Counting the tax advantage of having your savings in the 401k, you’d be foregoing $24,000 / (1 – 0.3) = $34,286 per year. Even if your business were in an industry commanding a terribly low EBITDA multiple (like coal mining or oil exploration, according to Dr. Damodaran), you’d only need to add $34,286 / 5 = $6,857 per year in recurring annual EBITDA to break even. Yes, you have some ground to make up after leaving a steady job to start a company – meaning that you’d need to build enough revenue to pay yourself a salary before allocating new revenue to EBITDA. This might be $100,000 more than your operating costs. But if you can get there, most viable businesses won’t have much problem bringing in another $7,000 in free cash flow once they’re up and running.

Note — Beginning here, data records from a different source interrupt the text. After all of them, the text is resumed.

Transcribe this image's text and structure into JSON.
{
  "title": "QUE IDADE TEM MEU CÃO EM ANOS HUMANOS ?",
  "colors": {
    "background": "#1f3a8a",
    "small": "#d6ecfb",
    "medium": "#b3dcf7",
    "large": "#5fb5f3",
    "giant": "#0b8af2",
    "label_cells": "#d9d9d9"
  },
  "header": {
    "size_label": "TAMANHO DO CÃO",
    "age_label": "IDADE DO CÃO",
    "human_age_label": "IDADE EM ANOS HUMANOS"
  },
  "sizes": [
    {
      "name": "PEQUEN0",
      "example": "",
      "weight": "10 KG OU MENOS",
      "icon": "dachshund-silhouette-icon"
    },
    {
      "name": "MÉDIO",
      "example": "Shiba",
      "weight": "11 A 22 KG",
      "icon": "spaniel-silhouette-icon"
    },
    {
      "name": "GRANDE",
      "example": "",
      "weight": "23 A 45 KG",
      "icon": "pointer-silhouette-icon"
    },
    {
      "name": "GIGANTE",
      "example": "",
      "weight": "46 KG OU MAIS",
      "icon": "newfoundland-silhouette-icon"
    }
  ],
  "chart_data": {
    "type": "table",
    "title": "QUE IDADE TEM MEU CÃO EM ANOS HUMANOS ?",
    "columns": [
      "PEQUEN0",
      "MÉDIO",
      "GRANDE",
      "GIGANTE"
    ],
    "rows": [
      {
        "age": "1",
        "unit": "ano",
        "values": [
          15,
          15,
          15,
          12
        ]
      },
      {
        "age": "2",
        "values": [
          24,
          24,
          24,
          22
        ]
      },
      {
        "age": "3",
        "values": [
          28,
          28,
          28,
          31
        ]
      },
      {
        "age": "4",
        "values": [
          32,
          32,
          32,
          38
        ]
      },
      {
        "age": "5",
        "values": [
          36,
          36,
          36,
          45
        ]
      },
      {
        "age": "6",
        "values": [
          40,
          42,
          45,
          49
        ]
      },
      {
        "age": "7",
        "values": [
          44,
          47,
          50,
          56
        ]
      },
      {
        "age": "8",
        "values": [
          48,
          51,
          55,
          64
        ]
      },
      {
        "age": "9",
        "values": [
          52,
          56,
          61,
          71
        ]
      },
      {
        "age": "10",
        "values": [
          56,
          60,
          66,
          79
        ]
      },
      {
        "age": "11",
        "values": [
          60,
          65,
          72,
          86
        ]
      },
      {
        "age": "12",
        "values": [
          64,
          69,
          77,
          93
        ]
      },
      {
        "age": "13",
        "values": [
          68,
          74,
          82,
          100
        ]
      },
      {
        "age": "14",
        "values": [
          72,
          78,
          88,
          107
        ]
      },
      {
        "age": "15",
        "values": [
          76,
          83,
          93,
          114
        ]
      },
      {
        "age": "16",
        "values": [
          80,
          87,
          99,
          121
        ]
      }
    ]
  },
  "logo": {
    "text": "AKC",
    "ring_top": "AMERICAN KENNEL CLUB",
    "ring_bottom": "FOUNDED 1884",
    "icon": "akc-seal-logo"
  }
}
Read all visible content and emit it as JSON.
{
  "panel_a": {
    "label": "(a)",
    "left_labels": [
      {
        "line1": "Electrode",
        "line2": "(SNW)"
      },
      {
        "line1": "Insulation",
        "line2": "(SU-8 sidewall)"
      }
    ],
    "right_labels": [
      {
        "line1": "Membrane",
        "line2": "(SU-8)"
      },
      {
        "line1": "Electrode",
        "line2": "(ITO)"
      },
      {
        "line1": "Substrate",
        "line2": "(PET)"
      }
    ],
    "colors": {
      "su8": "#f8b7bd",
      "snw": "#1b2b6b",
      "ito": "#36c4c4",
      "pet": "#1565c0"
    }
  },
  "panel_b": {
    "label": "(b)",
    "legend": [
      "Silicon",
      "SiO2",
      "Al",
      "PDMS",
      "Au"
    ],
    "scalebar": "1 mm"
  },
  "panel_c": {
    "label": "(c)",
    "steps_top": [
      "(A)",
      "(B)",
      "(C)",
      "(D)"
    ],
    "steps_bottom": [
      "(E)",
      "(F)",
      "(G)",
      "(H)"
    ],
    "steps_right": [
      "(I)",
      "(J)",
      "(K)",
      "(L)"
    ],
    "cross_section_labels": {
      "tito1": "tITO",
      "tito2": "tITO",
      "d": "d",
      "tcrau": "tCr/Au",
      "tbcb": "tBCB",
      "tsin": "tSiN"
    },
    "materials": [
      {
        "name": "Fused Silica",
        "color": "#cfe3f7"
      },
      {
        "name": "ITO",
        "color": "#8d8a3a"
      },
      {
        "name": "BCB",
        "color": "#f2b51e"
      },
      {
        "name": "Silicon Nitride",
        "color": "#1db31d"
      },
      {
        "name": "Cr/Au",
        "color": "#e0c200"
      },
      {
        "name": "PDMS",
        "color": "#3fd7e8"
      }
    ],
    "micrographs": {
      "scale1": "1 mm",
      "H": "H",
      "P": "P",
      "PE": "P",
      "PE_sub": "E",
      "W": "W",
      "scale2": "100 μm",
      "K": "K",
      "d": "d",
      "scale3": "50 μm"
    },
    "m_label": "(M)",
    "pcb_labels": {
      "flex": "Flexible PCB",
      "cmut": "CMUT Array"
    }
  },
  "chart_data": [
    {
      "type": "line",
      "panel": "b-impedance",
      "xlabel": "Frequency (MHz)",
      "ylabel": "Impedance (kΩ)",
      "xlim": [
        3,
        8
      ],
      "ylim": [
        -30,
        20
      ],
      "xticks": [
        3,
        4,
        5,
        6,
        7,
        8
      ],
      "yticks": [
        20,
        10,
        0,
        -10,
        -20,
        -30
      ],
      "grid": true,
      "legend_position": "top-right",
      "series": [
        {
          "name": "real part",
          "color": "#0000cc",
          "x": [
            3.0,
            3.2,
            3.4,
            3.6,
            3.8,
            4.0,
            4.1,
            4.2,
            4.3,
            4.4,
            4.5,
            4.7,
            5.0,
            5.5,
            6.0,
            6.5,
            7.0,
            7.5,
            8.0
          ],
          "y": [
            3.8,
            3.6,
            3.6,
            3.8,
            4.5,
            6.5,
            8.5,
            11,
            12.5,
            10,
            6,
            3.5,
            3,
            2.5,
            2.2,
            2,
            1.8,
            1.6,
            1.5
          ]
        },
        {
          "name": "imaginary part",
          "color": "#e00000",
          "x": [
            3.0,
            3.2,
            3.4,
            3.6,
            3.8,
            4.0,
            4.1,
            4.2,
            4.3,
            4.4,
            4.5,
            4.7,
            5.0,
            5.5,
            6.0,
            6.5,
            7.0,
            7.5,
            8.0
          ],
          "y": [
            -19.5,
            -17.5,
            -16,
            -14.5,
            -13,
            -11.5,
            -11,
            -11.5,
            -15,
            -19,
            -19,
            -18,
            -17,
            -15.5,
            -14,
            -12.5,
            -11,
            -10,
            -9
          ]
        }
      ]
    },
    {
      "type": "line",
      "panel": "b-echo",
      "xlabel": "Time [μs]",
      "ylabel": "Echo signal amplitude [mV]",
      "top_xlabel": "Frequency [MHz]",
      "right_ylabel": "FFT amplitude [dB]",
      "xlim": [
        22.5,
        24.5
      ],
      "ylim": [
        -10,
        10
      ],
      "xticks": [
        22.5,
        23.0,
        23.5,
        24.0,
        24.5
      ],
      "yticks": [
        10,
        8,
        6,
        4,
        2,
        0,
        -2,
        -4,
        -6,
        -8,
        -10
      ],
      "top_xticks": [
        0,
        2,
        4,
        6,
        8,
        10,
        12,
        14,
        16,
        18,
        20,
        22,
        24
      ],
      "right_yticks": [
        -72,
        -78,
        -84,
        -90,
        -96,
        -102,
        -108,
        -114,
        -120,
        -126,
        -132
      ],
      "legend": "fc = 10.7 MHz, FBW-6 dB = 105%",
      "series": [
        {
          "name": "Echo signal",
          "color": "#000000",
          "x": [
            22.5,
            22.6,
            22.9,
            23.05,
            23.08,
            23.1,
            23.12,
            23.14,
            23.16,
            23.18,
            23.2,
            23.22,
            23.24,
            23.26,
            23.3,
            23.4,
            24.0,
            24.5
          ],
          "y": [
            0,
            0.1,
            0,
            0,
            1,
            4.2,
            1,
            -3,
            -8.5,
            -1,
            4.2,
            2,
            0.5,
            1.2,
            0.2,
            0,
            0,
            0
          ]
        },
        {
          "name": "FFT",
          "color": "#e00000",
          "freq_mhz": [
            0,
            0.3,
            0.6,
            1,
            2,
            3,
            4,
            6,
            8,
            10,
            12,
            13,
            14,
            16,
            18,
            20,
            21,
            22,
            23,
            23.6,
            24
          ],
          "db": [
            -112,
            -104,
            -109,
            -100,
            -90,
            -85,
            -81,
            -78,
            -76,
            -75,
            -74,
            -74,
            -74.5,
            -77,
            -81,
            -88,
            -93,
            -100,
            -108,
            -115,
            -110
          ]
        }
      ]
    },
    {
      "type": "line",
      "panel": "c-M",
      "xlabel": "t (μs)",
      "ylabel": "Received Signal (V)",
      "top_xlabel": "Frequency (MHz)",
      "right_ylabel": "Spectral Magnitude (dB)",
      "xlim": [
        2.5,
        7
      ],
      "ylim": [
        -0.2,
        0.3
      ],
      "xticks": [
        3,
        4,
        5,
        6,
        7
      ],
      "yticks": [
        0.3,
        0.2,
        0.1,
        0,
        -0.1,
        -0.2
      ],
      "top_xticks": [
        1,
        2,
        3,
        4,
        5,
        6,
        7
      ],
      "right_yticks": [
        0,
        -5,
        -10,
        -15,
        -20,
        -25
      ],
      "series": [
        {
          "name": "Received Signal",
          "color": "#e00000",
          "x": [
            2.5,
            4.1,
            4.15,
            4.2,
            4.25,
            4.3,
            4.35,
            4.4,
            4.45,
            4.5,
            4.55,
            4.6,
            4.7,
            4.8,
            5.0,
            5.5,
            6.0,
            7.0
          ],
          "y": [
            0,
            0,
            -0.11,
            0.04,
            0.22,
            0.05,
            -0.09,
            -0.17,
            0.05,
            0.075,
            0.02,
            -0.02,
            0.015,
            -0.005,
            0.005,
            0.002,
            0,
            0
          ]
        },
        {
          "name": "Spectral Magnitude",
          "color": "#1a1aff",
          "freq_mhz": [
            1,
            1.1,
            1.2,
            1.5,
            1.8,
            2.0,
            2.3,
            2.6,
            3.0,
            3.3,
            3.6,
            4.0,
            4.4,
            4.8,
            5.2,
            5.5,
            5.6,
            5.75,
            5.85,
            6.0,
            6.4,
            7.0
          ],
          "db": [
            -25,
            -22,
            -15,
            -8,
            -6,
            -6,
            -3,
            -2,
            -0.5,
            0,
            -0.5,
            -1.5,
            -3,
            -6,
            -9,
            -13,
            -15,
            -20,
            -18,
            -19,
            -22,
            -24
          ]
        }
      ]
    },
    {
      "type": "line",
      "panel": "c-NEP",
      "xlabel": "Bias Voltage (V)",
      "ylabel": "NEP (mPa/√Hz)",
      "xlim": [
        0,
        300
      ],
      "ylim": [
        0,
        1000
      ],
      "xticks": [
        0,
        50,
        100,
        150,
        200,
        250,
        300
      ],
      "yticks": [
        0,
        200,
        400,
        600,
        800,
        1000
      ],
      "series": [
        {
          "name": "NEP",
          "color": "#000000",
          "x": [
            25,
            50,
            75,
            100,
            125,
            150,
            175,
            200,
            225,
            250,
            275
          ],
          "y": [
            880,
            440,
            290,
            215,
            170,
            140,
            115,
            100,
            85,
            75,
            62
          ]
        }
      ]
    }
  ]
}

Wealth Creation Over Longer Periods of Time
There are more than a few flaws in the example above, and that’s OK. My point here is to demonstrate that creating recurring revenue, recurring cash flow, and recurring profits through entrepreneurship is a tremendous way to build wealth. Let’s run with the example above over a longer period of time. This time, let’s say that you have the same $350,000 in revenue and $250,000 in costs (including your own salary of $100,000). Let’s also assume that you’re able to grow your EBITDA of $100,000 by 10% each year over a 15 year period. With an EBITDA multiple of 10, here’s how the value of your company would grow:
Growth can be challenging, but 10% per year is a very reasonable number. And the resulting company value after ten years is drastically higher than what could expect by maxing out a 401k. Making $56,000 annual contributions (the max this year) that grow at 7% per year only gets you to $773,721 after ten years!
Yes, I’m ignoring the tax advantage of making the deductible contribution here. The point is it’s OK to miss a few 401k contributions because you’re focused on building your company. If you do so consistently, the enterprise value you’re building will be far, far greater than what you could ever build in a tax advantaged retirement plan.